L’ancienne Première ministre ukrainienne Ioulia Timochenko accusée de corruption : rapport | Guerre Russie-Ukraine

by Nicolas Lefèvre

L’ancienne Première ministre ukrainienne Ioulia Timochenko est au centre d’une enquête pour corruption, accusée d’avoir orchestré un système de pots-de-vin pour influencer les votes au Parlement. L’affaire, révélée par le Bureau national anti-corruption (NABU), intervient alors que Kiev intensifie sa lutte contre la corruption, condition essentielle à son adhésion à l’Union européenne.

Selon un communiqué publié mercredi sur Telegram, le NABU a déposé une plainte pour corruption contre la dirigeante d’un parti d’opposition, suite à la dénonciation, le mois dernier, de plusieurs législateurs impliqués dans un complot « systémique » visant à obtenir des paiements en échange de votes. « Il ne s’agissait pas d’accords ponctuels, mais d’un mécanisme de coopération régulier prévoyant des paiements anticipés et conçu pour une période à long terme », a précisé le NABU.

Une source proche du dossier, citée par l’agence Reuters, a confirmé que Ioulia Timochenko faisait l’objet d’une enquête. Des perquisitions ont été menées par les agents du Bureau du procureur spécialisé anti-corruption (SAPO) et du NABU dans les bureaux du parti politique de Timochenko, Batkivshchyna (Patrie), a également indiqué un porte-parole du SAPO aux médias ukrainiens. Timochenko a été inculpée dans le cadre de cette affaire.
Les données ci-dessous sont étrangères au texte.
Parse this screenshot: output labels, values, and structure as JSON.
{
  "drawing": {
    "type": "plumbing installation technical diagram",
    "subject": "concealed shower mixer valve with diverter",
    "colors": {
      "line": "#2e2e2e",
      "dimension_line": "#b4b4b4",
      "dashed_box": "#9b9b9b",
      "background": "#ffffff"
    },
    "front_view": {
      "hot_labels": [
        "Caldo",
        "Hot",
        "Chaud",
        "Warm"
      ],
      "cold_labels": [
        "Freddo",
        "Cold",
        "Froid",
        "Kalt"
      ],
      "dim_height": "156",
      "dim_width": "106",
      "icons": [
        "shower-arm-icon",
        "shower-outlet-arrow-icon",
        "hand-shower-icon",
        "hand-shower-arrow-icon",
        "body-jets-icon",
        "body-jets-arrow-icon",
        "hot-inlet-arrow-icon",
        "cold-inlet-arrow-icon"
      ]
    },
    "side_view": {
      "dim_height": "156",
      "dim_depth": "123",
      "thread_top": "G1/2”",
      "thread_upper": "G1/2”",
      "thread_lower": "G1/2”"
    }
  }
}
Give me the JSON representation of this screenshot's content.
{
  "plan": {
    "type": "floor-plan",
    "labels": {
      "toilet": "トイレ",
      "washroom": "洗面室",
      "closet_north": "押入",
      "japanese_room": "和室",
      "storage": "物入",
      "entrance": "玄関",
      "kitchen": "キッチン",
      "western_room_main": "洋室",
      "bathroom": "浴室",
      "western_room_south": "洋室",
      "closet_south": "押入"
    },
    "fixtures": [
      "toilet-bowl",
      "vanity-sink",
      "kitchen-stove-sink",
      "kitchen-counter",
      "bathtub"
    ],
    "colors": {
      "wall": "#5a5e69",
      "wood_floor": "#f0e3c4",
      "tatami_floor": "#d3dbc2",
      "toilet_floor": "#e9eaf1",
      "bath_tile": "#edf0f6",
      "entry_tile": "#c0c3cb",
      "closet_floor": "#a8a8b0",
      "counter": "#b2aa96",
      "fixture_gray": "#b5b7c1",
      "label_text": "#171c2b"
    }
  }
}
La figure emblématique de la Révolution orange de 2004, qui a occupé le poste de Première ministre en 2005 et de 2007 à 2010, a nié « toutes les accusations » sans toutefois aborder spécifiquement les détails de l’enquête. Sur Facebook, elle a affirmé son intention de laver son nom devant les tribunaux.

L’influence politique de Timochenko a diminué ces dernières années, son parti Patrie ne comptant actuellement qu’une vingtaine de sièges sur les 450 du Parlement ukrainien. Cette enquête s’inscrit dans une campagne anticorruption plus large qui a déjà touché plusieurs hauts responsables et législateurs de l’opposition.

L’affaire intervient dans un contexte de pression internationale sur l’Ukraine pour qu’elle intensifie sa lutte contre la corruption, une condition sine qua non pour son intégration à l’Union européenne. En novembre dernier, le NABU et les procureurs anticorruption avaient déjà révélé un prétendu stratagème de pots-de-vin de 100 millions de dollars (environ 93 millions d’euros) dans le secteur de l’énergie, impliquant un ancien associé du président Volodymyr Zelenskyy.

En juillet dernier, le président Zelenskyy avait adopté une loi visant à limiter l’indépendance des agences anticorruption du pays, suscitant de vives protestations. Suite aux révélations de novembre et aux manifestations qui ont suivi, il a cependant appelé à une pleine coopération dans l’enquête, affirmant dans un discours télévisé que toute personne impliquée dans des affaires de corruption devait « recevoir une réponse juridique claire. Il doit y avoir des verdicts pénaux ».